Sunday, July 23, 2006

Notes Reading "Poesy XXXII"

Zeitgeist Press in Berkeley, CA have dedicated themselves to publishing "poetry you can actually read". What, so it mustn't be in Chinese? Russian? German?
You can read anyone if you're open-minded enough, or you have enough knowledge to get the references and understand the techniques. Or if you have enough patience to put up with bad technique and the poet's own bullshit. I have nothing against Zeitgeist Press, but their mission statement does exemplify the kind of anti-intellectual attitude that pervades in the small presses and makes much of what we produce so boring.
Everything that isn't easily understood is dismissed as "academic nonsense" (phrase courtesy of Brian Morrisey). Must the two words necessarily be yolked together? And what does "academic" mean? (We ought to understand our terms before we use them.)

WC Williams didn't call necessarily for a shift to vernacular speech in poetry; what he wanted was a correlative language in poetry for the speech rhythms of the modern age--and that was achieved a long time ago by Pound, Williams himself, Hart Crane, Dylan Thomas--all of whom, with the exception of the Doc--are dismissed as "unreadable" by practising poets today (and those who love WCW's plums and wheelbarrows don't read his great "Patterson" epic).

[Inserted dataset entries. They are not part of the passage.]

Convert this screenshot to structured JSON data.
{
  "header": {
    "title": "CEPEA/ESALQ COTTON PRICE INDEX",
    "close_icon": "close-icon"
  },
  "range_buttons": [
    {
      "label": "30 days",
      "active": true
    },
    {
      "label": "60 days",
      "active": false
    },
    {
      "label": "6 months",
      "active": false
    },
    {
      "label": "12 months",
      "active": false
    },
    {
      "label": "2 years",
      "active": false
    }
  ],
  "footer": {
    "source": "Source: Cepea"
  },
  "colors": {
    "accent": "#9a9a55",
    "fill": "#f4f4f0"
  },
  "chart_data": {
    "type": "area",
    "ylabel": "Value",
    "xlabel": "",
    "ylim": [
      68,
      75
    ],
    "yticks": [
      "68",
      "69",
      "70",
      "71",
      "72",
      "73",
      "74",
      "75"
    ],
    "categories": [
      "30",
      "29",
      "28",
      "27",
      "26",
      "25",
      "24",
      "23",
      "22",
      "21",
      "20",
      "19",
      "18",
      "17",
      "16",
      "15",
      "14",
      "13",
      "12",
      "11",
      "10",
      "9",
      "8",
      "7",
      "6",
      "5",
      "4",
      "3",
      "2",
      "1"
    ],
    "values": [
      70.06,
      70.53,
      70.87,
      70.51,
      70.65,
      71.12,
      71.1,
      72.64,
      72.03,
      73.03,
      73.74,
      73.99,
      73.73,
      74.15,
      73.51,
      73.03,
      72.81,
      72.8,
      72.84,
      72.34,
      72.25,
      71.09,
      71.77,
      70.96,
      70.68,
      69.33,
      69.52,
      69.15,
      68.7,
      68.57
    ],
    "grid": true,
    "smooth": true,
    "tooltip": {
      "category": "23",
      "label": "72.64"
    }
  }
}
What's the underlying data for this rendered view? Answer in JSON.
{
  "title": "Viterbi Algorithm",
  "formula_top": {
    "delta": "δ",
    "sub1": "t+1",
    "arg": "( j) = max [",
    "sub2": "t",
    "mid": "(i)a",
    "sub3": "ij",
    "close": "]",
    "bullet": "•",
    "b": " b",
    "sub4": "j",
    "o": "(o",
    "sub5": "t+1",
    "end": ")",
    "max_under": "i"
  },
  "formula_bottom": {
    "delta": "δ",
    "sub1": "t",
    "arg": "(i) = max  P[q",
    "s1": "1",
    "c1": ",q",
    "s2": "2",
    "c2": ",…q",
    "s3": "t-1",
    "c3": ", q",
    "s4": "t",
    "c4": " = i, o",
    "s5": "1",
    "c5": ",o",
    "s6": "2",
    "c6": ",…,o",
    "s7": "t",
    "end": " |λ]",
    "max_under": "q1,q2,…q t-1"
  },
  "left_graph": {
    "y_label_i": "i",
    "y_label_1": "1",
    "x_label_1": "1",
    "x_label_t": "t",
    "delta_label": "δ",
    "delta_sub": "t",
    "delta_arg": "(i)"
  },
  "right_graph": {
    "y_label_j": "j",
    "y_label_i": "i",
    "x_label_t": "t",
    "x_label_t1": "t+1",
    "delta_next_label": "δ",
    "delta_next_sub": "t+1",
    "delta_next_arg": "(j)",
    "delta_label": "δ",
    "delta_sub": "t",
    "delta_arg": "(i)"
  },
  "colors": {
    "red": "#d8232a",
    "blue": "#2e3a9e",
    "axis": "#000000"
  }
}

Sentence of the week: The images are not rained upon with glorified intricate metaphors, but prevail getting down to the seeds in the brilliance and power of raw truth (Brian Morrisey again).

I get fed up (and this is the thrust of it--I'm not presenting an objective argument, it just bores me)--I get fed up with reading the same flat statements in unadorned language about things that happen to all of us all the time, which is where small press poetry (especially of the hipper variety) has gone, with lines always broken up in the same way. It reads a lot better than those folks who mishandle a loftier language and fumble with elaborate metaphors; but it's still dull--poets have been writing in the same way since Kerouac died.
And I'm really fed up reading about prostitutes and homeless guys and the nobility of the streets. That's sentimental. You love the streets so much, let the Whitman-lookalike who hassles you for cigarettes and change every day have your apartment and you go sleep in a doorway.

Every time I read a poetry magazine these days I have the strong feeling that poetry is ready to move into the next phase of its historical development, and everybody's just waiting around to see what happens. We are scribbling poems in the bright hungover morning with the ashes of the real party--the Beat Generation heyday--glowing faintly on the fire. It's not a bad place to be, but there's more to come.